Yaaa Sn. Maliye bakanı Dursun Oğuz! Kamburuna öyle bir bakanlık yüklediler ki yardımcın aleyhisselam  efendimiz olsa siz yine sıfır yazarsınız!

ÇÜNKÜ Olay şudur: Geçtiğimiz hafta Meclis’te hiç bir zaman “bizim olmayan” bütçemiz görüşülürken, yeni Maliye bakanı Dursun Oğuz göreve yeni başlayan gelip giden hükümetlerdeki Maliye bakanları gibi konuşurken, bilinmedik sır gibi “Devletin borç yükü altında olduğunu” söyledi.       Özellikle “Personel cari giderlerin fazlalığından yakındı..” Ve “Bütçe açıkları nedeniyle atılacak adımlardan taviz verilmeyeceğini” özellikle belirtti ki anlasınlar: “Bu bakan öteki bakanlara benzemez!”

OYSA Sn. Bakan siz bunları söylerken bir yandan da mensubu olduğunuz Koalisyon hükümetinde (Yukarıda da yazdığım gibi) eski hükümetin bütün görevlileri giderken, yerlerine Saner Hükümetinin “adamları” geliyordu!

Eee! “Ne var bunda” mı diyeceksiniz.. Söyleyeyim: “Her hükümet elbet kendi kadrosu ile gelir” de bizde  “kadrolar” yoktur “adamlar ve adamları” vardır  dolayısıyla yeni gelenler partilileriyle, eş dost akrabalarıyla falan gelirler!

BU cümleden olmak üzere Ersan Saner hükümeti de göreve gelirken “adamlarıyla” geldi. Gideni de adamlarıyla gitti!

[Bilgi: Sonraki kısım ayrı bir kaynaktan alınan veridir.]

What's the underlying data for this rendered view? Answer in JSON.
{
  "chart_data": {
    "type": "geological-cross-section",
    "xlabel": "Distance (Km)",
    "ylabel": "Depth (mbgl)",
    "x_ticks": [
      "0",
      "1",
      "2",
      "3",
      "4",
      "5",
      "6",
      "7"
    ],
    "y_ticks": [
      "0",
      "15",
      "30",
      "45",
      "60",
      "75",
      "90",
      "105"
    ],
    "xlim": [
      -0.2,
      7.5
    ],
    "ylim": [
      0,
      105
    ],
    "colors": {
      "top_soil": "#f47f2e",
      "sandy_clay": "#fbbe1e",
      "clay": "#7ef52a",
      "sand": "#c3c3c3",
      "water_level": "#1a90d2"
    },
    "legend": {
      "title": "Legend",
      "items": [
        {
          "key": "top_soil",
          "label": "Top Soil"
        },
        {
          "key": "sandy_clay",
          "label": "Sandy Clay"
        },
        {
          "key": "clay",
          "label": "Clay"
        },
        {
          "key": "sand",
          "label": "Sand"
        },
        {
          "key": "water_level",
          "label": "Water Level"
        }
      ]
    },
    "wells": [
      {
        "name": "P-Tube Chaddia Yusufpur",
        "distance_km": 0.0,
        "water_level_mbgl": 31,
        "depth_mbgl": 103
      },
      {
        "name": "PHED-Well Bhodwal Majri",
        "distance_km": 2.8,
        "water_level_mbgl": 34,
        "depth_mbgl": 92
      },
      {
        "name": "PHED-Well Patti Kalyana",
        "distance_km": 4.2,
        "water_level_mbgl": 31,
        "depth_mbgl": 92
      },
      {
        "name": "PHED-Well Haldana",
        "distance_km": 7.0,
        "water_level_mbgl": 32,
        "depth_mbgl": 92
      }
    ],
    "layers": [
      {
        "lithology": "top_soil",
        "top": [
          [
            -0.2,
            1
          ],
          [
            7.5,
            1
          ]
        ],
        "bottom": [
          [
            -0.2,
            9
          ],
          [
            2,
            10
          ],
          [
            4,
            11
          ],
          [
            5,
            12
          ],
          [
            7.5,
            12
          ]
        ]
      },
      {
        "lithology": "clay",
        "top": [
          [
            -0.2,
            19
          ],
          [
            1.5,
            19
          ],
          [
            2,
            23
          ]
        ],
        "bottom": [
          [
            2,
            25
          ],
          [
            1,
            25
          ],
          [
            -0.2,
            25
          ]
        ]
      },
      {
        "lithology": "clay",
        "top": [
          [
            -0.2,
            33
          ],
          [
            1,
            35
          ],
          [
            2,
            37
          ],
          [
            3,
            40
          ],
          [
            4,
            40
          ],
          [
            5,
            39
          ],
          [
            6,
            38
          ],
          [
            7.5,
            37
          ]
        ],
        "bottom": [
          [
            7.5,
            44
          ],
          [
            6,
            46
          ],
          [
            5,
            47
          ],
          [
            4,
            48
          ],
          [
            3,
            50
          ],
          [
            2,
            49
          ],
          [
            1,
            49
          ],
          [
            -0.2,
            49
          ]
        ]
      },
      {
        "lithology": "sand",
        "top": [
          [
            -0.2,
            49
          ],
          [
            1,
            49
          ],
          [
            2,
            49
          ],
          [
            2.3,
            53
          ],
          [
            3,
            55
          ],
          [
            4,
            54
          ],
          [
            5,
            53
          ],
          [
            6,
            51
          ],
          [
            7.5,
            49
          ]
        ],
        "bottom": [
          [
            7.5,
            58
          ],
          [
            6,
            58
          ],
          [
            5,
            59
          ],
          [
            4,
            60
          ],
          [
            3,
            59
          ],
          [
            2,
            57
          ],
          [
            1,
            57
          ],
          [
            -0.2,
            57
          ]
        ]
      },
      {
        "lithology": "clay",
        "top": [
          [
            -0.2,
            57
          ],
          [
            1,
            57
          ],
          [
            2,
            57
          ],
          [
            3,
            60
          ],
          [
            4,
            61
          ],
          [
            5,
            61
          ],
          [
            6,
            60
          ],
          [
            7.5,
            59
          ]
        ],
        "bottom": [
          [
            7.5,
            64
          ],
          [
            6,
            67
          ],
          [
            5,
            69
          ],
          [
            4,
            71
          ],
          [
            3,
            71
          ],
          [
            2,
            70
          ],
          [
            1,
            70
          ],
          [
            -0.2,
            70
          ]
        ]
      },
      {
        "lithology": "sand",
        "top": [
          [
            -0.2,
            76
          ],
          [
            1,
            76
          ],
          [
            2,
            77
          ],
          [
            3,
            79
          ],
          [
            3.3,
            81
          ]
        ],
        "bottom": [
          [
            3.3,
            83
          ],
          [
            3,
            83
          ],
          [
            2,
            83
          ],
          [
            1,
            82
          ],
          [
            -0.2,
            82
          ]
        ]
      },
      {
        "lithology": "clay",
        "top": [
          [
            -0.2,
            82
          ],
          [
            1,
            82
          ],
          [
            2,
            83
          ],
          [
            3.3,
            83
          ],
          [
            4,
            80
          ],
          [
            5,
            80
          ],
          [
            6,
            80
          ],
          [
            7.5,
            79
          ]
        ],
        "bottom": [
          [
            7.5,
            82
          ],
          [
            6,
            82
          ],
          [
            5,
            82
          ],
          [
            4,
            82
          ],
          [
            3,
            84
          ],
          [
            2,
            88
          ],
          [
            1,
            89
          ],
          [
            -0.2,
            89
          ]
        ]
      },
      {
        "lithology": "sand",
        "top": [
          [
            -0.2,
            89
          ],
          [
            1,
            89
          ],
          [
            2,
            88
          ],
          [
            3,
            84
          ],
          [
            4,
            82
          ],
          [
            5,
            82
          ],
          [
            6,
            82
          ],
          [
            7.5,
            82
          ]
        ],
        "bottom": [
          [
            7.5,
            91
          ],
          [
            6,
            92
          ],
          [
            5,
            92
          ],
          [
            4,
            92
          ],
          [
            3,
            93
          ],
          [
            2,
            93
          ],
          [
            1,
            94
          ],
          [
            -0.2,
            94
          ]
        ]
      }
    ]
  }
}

Her bir buçuk yada iki yılda tekrarlanan bu “gel-gitler” sadece istihdamı değil, devlet kedemelerinde bir süre çalıştıktan sonra emeklilik hakkı kazananların da ömür boyu emeklilik maşlarına bağlanması gibi bal kaymak bir süreç oluşturmaktadır.          Erken emekliye ayrıldıktan sonra çoğu zaman dışarıda başka işlerde çalışsalar da devletten emekliye ayrılan bu kaymak tabaka Maliye Bakanı Oğuz’un da açıkladığınca yıllardır  devletten emekliliklerini almaya devam etmektedirler.

Dolayısıyla geçen yıllar itibarıyla öyle bir süreç oluşturuldu ki  devlet hem yeni istihdam edilenlerin hem de emekliye ayrılanların  maaşlarını ödemek külfetinde cari açıklarına katmer katmer yenilerini ekleyen bir mekanik düzen yarattı! Bak: Müşavirler olayı!

OYSA vakti zamanında UBP’i kuranlar “çare üretirlerdi.” Kaç zamandır artık 0 kadrolar yoktur.. Milliyetçiliğe  sığınarak tepelenen memleketin maliyesi oluyor!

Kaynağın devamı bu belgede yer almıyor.